DEMOCRATIE ET DICTATURE DE L'OPINION
Il existe, bien entendu, des régimes plus ou
moins démocratiques : des échelles de vertu démocratique sont dressées par
les institutions spécialisées qui ressemblent à des agences de notation.
A la base de la démocratie,
il y a naturellement le pouvoir du peuple. Ce peuple qui a rappelé ses
exigences à l’égard des gouvernants un peu partout dans le monde en cette année
2011 au point d’avoir été désigné par le magazine Time comme ‘’ l’homme de l’année’’.
Et, pourtant, la voix
du peuple n’est pas toujours jugée légitime.
QUAND
LES GOUVERNANTS CHERCHENT A ECHAPPER A LEURS RESPONSAVBILITES
Rappelons-nous ce qui s’est
passé lorsque le dirigeant grec Papandreou a voulu soumettre à son peuple par
voie de referendum le plan de rigueur qui lui était imposé par les autres pays européens.
Il a été sermonné, menacé par ses
collègues au point qu’il a du renoncer à cette consultation et faire approuver
le projet par le Parlement. Ce qui voudrait dire que, dans certaines
circonstances, la voix du peuple n’est pas toujours bienvenue.
Et, en effet, un
dirigeant charismatique peut abuser de son pouvoir pour court-circuiter les
élus et refuser leur médiation en s’adressant directement au peuple.
Il peut aussi refuser d’endosser la responsabilité de décisions impopulaires
en se couvrant de la voix populaire.
Par ailleurs, on glisse facilement du
referendum au plébiscite lorsque les gouvernants conditionnent l’opinion pour
obtenir une adhésion.
Mais on ne peut non plus
refuser dans une démocratie de faire appel au peuple si les circonstances l’exigent.
Tout est justement affaire de circonstances et d’honnêteté dans le libellé des questions.

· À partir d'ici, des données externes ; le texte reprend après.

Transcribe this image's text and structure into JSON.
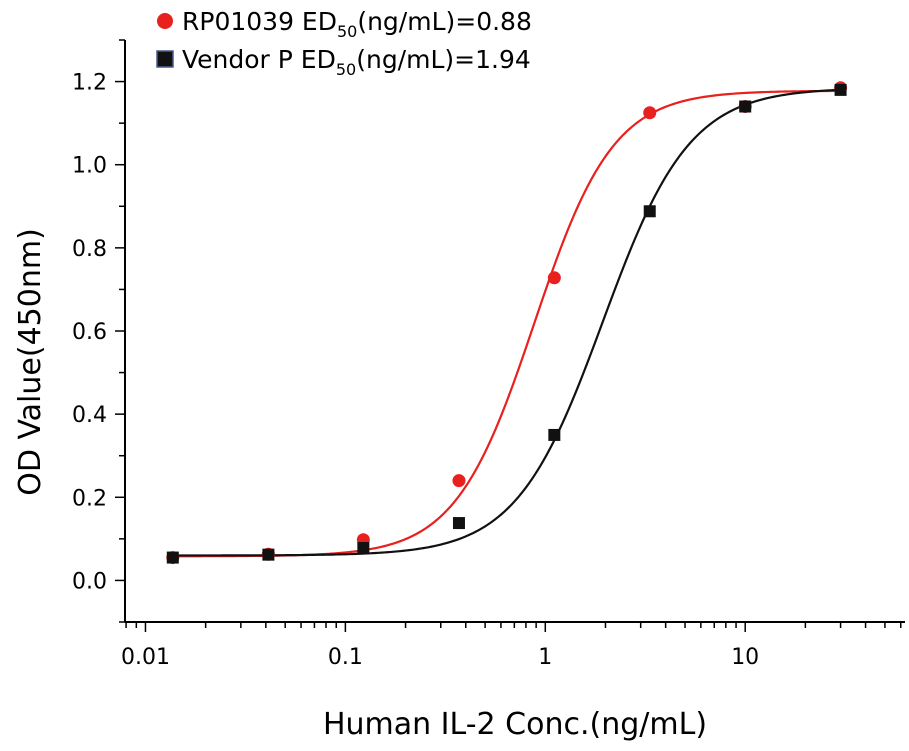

Le recours direct au peuple en dehors
des élections doit rester exceptionnel.
Des
cascades de dissolutions, d’élections anticipées ou de referendums sont à la
démocratie ce que la fièvre est à l’être humain, un état pathologique prononcé.
DE
LA DEMOCRATIE A LA DICTATURE DE L’OPINION
L’excès en toutes
choses est blâmable. La sondagite aigue qui sévit dans nos sociétés fragilise
la démocratie.
La construction d’un
pays ne se fait pas dans l’instantané. Le sondage tend à remplacer la
gouvernance par la dictature de l’instant. Comment prendre en considération les
intérêts supérieurs d’une Nation lorsqu’il faut satisfaire les pulsions au jour
le jour ?
Les sondages sont comme
les modes. Ils sont enthousiasmants et fugaces, apparemment plébiscités et aussitôt
hors du temps.
Les sondages sont des
instantanés alors que la vie d’une Nation est un film.
Ils additionnent des torchons
et des serviettes alors que la politique et synthétique et globale.
Ils instaurent la dictature
du présent alors que la vie d’un pays se conjugue au futur.
Ils transforment les
dirigeants qui s’emmêlent dans leurs filets en des girouettes soumises à tous
les aléas d’une dérive climatique.
La démocratie ne doit
pas être confondue avec la dictature de l’opinion.